Les façades sont rythmées par des décors sculptés d'une grande sobriété,
chaînages d'angles harpés en bossages, solin, bandeau, corniches à
modillons. La plupart des ouvertures, pourvues d'un encadrement mouluré,
sont surmontées d'un larmier ou d'un fronton triangulaire, parfois d'une
agrafe et de volutes. D'une manière générale, les décors sont plus riches et
élaborés à mesure que l'on s'élève dans les étages. Les portes-fenêtres du
premier étage présentent des garde-corps à balustres et parfois un petit
balcon. Au deuxième étage, les fenêtres sont carrées et parfois ornées
d'agrafes, de visages sculptés ou de volutes. Les lucarnes de l'étage de
comble présentent les décors les plus élaborés, avec pilastres, agrafes
sculptées, frontons triangulaires ou en arc segmentaire interrompus par un
visage sculpté. Plusieurs oeils-de-boeuf en zinc sont également visibles. La
distribution intérieure comporte quatre niveaux d'occupation autour d'une
"antichambre" montant du rez-de-chaussée et couverte d'un dôme (en pierre
semble-t-il) à éclairement zénithal en verrière. Sous-sol entièrement voûté
et communiquant, par deux escaliers souterrains voûtés eux aussi, d'une part
vers les communs du Sud, d'autre part vers le parc au Nord puis, à partir de
1858, vers "la chapelle du château" aménagée dans la nouvelle église
paroissiale.
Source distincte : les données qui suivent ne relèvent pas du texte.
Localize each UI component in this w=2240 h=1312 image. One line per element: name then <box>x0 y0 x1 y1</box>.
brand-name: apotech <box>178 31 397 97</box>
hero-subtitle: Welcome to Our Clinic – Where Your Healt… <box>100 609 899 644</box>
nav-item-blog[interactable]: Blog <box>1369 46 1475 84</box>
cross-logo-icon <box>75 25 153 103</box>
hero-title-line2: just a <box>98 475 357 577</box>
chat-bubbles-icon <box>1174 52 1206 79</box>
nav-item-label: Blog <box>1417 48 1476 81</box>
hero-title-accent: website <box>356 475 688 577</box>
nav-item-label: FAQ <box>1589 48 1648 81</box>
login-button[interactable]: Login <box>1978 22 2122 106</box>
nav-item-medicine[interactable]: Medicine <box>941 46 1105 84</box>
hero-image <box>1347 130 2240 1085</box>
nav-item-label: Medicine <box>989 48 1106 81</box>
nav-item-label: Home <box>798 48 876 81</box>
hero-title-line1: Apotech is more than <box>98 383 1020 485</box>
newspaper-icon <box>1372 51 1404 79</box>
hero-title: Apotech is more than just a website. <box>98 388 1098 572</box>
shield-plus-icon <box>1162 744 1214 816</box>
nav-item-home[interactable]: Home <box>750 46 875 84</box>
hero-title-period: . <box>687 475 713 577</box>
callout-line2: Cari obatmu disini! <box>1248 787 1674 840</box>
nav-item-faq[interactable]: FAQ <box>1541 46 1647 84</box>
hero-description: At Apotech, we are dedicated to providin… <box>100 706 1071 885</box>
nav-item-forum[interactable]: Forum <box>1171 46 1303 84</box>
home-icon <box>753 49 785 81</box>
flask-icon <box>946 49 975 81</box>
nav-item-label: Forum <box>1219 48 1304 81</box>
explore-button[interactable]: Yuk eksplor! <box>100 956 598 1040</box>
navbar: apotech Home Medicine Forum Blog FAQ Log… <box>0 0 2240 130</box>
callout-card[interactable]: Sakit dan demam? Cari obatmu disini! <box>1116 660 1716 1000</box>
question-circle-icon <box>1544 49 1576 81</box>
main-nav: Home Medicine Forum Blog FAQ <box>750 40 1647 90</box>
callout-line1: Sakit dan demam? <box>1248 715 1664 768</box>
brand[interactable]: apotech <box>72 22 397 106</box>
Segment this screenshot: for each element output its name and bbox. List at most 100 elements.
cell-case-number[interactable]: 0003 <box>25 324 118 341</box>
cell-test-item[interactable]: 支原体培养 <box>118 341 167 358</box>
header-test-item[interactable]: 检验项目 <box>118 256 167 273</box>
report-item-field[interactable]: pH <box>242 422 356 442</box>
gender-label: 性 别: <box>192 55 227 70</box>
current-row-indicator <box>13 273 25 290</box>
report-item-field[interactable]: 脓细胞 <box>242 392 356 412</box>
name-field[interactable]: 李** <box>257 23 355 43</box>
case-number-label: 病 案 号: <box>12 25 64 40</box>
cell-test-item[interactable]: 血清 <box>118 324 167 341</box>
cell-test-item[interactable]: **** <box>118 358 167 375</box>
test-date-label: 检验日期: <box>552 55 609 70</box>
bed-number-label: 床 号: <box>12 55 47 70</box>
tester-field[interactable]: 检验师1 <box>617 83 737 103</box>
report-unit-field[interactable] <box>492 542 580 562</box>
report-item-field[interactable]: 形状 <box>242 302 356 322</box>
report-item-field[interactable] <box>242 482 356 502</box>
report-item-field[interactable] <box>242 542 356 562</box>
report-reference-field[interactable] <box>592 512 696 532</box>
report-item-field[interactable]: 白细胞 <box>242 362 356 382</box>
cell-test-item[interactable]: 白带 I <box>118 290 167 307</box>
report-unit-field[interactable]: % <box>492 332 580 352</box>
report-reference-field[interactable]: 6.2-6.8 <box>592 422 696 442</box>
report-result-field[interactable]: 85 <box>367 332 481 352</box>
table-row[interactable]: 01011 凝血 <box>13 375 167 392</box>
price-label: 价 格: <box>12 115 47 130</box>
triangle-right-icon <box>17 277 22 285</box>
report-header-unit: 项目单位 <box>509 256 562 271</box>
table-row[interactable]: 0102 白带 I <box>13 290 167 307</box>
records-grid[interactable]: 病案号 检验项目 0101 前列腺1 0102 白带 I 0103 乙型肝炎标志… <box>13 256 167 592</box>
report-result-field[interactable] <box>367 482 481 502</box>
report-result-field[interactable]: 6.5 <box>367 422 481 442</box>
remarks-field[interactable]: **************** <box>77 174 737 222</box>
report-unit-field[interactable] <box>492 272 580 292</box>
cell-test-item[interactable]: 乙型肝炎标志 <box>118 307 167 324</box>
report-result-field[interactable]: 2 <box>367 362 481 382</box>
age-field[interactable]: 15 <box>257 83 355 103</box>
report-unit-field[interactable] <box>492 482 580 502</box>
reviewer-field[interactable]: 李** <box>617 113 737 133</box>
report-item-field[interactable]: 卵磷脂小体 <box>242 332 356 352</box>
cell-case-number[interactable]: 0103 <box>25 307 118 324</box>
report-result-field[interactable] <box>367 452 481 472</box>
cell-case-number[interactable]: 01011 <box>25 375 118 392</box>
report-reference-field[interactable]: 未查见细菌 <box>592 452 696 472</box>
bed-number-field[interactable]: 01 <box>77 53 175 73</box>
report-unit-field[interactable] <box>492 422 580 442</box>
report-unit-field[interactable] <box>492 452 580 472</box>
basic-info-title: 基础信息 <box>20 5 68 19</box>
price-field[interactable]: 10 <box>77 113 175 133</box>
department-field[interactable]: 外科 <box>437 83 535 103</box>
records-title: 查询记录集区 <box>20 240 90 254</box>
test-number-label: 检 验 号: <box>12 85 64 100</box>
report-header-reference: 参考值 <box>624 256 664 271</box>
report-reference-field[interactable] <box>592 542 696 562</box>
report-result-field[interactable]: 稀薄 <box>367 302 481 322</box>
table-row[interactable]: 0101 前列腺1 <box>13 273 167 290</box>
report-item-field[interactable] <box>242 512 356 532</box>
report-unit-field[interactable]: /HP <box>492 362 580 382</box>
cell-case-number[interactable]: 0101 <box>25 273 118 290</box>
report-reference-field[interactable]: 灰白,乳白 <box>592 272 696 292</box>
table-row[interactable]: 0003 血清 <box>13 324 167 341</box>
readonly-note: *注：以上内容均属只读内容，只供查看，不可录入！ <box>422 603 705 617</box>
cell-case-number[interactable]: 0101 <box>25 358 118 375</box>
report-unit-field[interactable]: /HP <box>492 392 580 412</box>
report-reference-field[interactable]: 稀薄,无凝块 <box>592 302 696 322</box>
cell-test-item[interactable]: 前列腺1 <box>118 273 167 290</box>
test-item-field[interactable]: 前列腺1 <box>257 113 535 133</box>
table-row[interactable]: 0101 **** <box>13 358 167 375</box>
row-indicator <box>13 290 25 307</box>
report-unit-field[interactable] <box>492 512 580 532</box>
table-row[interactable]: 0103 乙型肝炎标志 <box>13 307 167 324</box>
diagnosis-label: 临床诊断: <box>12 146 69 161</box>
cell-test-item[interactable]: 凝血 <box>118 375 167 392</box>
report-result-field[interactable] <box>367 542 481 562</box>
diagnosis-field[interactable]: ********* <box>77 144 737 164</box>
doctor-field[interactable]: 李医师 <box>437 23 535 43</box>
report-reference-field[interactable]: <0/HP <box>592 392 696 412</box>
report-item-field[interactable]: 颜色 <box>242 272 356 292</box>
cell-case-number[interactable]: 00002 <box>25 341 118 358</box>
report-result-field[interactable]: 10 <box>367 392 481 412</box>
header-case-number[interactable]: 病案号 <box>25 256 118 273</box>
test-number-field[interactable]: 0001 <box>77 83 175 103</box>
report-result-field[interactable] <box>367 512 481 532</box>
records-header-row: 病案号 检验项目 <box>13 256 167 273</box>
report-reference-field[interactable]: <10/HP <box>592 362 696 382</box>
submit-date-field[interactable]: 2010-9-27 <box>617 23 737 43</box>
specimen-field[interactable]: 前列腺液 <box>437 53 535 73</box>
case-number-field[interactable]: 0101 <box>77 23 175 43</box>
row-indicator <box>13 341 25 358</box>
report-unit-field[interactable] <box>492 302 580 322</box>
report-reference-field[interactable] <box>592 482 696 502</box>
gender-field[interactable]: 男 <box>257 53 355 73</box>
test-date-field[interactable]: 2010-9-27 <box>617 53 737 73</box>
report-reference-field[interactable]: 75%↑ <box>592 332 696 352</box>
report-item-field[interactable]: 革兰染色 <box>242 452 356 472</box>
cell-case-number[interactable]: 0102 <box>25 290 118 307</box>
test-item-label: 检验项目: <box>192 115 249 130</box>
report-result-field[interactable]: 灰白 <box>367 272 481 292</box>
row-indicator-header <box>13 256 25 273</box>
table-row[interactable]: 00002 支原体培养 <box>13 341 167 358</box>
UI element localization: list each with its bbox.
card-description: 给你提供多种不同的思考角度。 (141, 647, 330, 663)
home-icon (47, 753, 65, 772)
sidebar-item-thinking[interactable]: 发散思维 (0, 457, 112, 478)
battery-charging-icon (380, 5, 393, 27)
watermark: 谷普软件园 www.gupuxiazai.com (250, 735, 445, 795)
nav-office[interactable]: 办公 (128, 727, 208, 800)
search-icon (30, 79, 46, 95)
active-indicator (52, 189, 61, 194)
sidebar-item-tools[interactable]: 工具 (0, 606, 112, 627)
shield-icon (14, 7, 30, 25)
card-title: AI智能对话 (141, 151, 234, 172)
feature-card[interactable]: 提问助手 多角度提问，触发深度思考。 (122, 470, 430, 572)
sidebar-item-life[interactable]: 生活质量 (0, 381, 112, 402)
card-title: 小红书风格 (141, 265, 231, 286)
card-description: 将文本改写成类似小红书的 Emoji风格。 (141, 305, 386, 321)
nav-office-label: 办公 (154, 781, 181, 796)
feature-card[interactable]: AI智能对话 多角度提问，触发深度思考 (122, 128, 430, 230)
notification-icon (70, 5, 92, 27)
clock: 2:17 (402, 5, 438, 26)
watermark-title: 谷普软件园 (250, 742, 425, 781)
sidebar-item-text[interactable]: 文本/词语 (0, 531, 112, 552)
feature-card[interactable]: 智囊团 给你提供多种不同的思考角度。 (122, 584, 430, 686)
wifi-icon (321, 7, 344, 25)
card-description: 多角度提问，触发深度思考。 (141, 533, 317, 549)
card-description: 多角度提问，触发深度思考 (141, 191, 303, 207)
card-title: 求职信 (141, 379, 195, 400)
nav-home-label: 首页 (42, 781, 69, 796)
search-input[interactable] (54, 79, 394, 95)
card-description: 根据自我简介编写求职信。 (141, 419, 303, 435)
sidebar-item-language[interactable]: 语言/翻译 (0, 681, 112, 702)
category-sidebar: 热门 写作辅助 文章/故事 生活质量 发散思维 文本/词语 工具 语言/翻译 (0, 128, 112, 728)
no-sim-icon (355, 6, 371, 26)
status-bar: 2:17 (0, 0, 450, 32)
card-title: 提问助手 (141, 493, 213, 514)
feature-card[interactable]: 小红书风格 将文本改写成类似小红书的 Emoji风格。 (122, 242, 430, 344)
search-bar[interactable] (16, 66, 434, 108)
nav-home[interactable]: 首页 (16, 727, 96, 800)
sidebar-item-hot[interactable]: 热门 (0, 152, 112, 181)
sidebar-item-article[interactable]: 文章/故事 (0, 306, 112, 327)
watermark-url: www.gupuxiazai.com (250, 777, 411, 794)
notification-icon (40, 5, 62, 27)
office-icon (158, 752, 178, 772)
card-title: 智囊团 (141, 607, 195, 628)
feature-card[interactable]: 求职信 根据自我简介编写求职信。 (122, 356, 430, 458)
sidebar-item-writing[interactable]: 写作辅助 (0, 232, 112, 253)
Les distributions et les volumes existants en 1822 ont été très
bien conservés.
Au rez-de-chaussée l'agrandissement (sur colonnes) du vestibule en 1871 a
parfaitement respecté le décor initial. Il en est de même pour les décors et
sols, de marbres et parquets, à motifs géométriques. Les deux volées
d'escalier, droites, de part et d'autre de la première antichambre n'ont pas
été retouchées. Au premier étage, la distribution s'organise depuis le
vestibule commun aux deux escaliers et surtout depuis le couloir circulaire
ouvert par une colonnade à la lumière et au "vide de l'antichambre. Bien
sûr, à chaque étage un tiers environ de la surface du château est absorbée
par ces surfaces de communication et cela explique les extensions de
1871-1872. Mais cet éclairage zénithal tamisé, traité magnifiquement avec
marbres, ferronneries et certainement un bel équilibre de proportions, donne
un rare agrément à Montfort. En contrebas du château se trouvent trois
grands bâtiments de communs (écuries et remises) disposés selon un plan
symétrique autour d'une cour pavée, et ce malgré l'espace restreint entre le
promontoire et les maisons du bourg. Ils sont ornés de solins formés d'un
assemblage de petites pierres de différentes teintes, de bandeaux et de
chaînages d'angles harpés à bossages. Les arcs en plein cintre des
ouvertures sont en brique. Un ancien portail à piliers aujourd'hui condamné
apparaît à droite du bâtiment central. Celui à gauche a été refait. Un
lavoir se trouverait à l'arrière du bâtiment à gauche de la cour. Le vaste
parc et la ferme dite des Vallées complètent l'ensemble. (1)
château de Montfort le Gesnois, 29 Grande-Rue, 72450 Montfort-le-Gesnois,
propriété privée, visite des extérieurs uniquement.